Told in both Diane and Jacob’s voices, their experiences are distinct as well as melded. Diane has her problems with the transition (one of which is her position in the community as a lesbian activist and journalist), and Jacob has his. That they are both able to step back and understand each other’s issues is a testament to their willingness to be together. Queerly Beloved, then,  is less a story about Jacob’s transition than it is a tribute to commitment and prolonging a lifelong relationship despite its permutations.

Jacob’s sections do, indeed, deal with his transition, but not so much as you might suppose. Again, he takes a broader view of how he affects and is affected by others during this period. Looking to find out which set of genitalia he has? Look somewhere else. Jacob is detailed where he needs to be and knows how to write lines which can be read between. Diane’s chapters are sometimes laugh-out-loud funny, but more often she uses her subtle wit and keen observation to make her point. But as with most barbs, their sharpness hides her vulnerability.

Both Diane and Jacob bravely expose parts of themselves and their relationship, but at some point they stop and close the curtain. And rightly so. Putting this much of your life and experience out there for judgment requires both personal and artistic courage, and each author must determine where to draw the line in the sand. I wonder if or how this story would have been different had Diane and Jacob chosen to tell it through fictional characters. Perhaps it would have been too voyeuristic. In the end, they made the right choice. What’s in Queerly Beloved is both frank and informative, as readable as it is important.
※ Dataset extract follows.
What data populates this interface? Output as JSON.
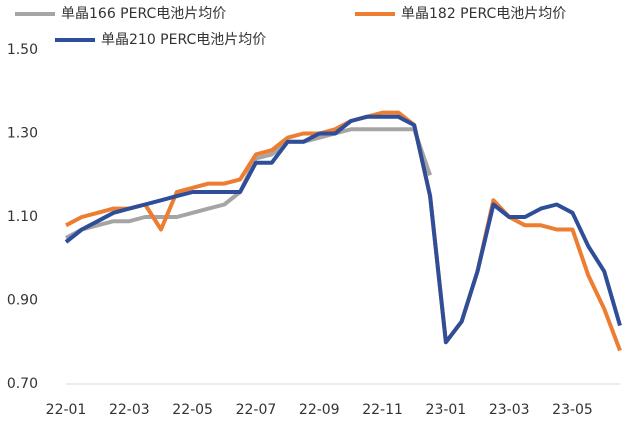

And to the authors, I apologize for pairing your review with an obituary–worse, an obituary with another book title in it. However, Matt Kailey’s Just Add Hormones (original title: Tranifesto) is a wonderful book that also mines some of the same territory regarding the joys and difficulties of transitioning. I know it was not intended as Matt’s final word on the subject, and Queerly Beloved adds to and enriches what he’s done. Our stories create community. And the more stories we hear, the more we understand where everyone fits in.